O ideal seria limitar o aquecimento global a 1,5°C, o que teria consequências muito menos catastróficas para as pessoas, ecossistemas e economias no mundo todo. O documento apresenta uma série de impactos que poderiam ser evitados nesse caso.

Por exemplo, até 2100, a elevação global do nível do mar seria 10 cm mais baixa em comparação com 2 °C ou mais. Além disso, com o aumento de 2 °C, os recifes de corais seriam totalmente perdidos, o declínio nos cardumes dobraria e haveria a perda de gelo na Groelândia e na Antártida.

O problema é que, se o ritmo de emissões se mantiver como está, a humanidade vai estourar o limite do 1,5 grau já em 2040, ou seja, em apenas 22 anos. Por isso, os cientistas defendem que os governos apresentem uma transição rápida e de amplo alcance para cortar e remover radicalmente as emissões de carbono.
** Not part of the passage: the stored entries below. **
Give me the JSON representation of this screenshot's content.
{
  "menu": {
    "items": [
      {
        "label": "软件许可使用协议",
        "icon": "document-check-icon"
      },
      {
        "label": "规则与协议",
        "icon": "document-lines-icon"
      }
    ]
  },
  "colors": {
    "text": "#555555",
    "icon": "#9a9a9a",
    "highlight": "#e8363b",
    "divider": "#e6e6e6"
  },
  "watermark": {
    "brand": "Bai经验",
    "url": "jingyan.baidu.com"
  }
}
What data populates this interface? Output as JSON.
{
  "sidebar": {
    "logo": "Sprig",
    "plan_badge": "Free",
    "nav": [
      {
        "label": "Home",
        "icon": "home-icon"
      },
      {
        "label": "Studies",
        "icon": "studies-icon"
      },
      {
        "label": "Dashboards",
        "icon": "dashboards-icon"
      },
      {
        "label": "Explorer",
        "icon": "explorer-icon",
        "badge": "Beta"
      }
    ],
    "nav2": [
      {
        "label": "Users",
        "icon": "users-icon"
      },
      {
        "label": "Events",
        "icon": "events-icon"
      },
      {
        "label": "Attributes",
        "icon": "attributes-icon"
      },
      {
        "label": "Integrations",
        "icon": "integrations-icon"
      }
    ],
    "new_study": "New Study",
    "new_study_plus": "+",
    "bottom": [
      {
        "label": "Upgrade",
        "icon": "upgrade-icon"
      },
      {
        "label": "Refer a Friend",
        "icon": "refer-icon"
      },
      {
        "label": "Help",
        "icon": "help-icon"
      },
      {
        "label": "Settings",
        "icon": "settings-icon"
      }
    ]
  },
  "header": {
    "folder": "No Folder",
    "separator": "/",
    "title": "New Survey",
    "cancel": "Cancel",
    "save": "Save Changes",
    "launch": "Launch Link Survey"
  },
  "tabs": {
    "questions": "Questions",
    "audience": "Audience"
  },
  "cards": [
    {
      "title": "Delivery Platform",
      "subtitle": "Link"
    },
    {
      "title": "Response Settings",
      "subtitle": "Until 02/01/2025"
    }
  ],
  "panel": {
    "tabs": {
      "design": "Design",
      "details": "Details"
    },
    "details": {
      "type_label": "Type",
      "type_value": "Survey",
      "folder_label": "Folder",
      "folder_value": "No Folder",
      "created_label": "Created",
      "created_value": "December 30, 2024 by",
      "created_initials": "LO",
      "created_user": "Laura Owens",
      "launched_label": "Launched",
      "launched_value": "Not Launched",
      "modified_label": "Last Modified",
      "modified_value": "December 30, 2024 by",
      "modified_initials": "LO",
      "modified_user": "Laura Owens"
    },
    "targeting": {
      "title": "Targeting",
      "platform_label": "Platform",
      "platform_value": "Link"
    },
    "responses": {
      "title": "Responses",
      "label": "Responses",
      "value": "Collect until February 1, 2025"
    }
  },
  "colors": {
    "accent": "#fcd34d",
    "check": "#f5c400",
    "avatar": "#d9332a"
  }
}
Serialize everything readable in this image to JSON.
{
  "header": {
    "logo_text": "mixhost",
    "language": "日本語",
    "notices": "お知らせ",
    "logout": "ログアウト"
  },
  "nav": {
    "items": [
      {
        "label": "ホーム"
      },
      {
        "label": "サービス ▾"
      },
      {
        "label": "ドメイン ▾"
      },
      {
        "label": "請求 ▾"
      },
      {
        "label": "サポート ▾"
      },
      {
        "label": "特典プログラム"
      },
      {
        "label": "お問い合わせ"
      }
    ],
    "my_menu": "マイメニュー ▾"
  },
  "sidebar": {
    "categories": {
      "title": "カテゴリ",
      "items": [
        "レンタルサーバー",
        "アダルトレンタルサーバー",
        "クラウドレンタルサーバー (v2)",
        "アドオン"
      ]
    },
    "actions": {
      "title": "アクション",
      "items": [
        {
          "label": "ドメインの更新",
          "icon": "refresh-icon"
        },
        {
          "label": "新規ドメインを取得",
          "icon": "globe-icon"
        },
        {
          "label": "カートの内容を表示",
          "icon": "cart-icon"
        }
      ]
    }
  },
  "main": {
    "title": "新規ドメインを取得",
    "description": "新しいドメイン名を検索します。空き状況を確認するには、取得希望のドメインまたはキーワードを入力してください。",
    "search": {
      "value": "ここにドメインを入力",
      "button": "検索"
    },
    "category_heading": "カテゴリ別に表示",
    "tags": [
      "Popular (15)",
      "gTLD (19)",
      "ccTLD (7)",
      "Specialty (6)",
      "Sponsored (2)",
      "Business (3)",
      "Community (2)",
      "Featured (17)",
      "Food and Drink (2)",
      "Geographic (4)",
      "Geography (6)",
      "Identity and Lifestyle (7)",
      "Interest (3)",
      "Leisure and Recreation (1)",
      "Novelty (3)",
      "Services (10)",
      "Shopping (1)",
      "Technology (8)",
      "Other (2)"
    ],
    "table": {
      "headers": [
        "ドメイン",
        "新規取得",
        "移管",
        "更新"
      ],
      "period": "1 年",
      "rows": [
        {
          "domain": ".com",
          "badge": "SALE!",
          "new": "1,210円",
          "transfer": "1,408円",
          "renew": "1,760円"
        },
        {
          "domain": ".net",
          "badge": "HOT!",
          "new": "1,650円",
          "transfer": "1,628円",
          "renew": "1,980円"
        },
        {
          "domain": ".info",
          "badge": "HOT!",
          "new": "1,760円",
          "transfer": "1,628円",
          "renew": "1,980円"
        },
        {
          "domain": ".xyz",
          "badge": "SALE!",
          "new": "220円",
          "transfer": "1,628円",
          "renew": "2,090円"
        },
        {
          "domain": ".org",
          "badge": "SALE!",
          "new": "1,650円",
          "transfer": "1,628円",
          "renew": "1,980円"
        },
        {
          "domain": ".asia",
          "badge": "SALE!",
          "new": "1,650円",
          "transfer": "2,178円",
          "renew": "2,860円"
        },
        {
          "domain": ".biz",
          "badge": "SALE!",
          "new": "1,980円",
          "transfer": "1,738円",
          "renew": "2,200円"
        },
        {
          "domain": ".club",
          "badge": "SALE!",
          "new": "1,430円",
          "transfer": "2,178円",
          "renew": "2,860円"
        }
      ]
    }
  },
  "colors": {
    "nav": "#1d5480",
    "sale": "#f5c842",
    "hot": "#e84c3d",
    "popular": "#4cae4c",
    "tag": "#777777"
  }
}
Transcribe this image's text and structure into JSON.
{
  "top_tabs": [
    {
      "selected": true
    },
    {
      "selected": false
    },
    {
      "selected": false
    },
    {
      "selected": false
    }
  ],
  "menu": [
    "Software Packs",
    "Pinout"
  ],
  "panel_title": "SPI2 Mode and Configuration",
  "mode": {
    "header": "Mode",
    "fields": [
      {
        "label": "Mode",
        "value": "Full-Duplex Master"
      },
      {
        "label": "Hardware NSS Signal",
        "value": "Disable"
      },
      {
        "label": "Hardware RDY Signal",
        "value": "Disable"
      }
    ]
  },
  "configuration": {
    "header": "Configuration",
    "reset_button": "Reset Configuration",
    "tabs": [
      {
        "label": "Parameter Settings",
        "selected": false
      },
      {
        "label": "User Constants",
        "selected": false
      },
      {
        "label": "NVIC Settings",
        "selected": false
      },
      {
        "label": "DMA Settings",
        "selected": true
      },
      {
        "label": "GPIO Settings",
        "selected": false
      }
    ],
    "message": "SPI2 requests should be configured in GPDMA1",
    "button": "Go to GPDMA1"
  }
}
As emissões globais de gases de efeito estufa estavam em cerca de 52 GtCO2e (gigatolenadas de CO2 equivalente) em 2016. As projeções indicam que em 2030,  será entre 52 a 58 GtCO2e por ano. . Emissões anuais precisam cair pela metade (25-30 GtCO2e por ano) em 2030 para limitar o aquecimento a 1,5˚C.

"Manter o aquecimento global em um nível inferior a 1,5°C, em vez de 2°C, será muito difícil, mas não é impossível", disse o presidente do IPCC, Hoesung Lee, na apresentação do relatório.

Para isso, os cientistas alertam que serão necessárias "mudanças rápidas, vastas e sem precedentes" em nível global. Ou seja, agora seria o momento ideal para enfrentar essa realidade, o mundo teria uma pequena “janela de oportunidade” para reverter a situação a tempo.

Mas para alcançar essa meta, será preciso que os governos encarem a sustentabilidade como prioridade política, com mudanças na matriz de transportes, o investimento em energia limpa, uma agropecuária com menos carne bovina, indústrias mais inteligentes, a diminuição do desmatamento e o uso de energia renovável.

As mudanças climáticas já são uma realidade. Mas falta vontade política para combate-la e o engajamento da população e das industrias em questões socioambientais. “Os próximos anos serão provavelmente os mais importantes na história humana", disse Debra Roberts, copresidente do IPCC.

Em todos os países, seria necessário cortar as emissões de carbono praticamente pela metade durante a próxima década. Além disso, seria preciso multiplicar por cinco o investimento atual no setor tecnológico para atingir a máxima eficiência energética.

Para especialistas, a meta de aquecimento de 1,5°C é completamente irrealista, já que impactaria a economia global, ainda muito dependente dos combustíveis fosseis. O uso de energia primária por carvão mineral, por exemplo, teria que cair em dois terços até 2030. Em 2050, as energias renováveis precisarão representar entre 70-85% da eletricidade para que o aquecimento seja limitado.

O IPCC acredita que a humanidade já possui conhecimento cientifico, capacidade tecnológica e recursos financeiros suficientes para enfrentar as mudanças climáticas. O que falta é a vontade política. No encontro da Polônia, cujo propósito é discutir formas de implementar o Acordo de Paris, líderes globais estarão sob pressão para elevar a ambição de seus planos nacionais para a redução das emissões de gases causadores do efeito estufa.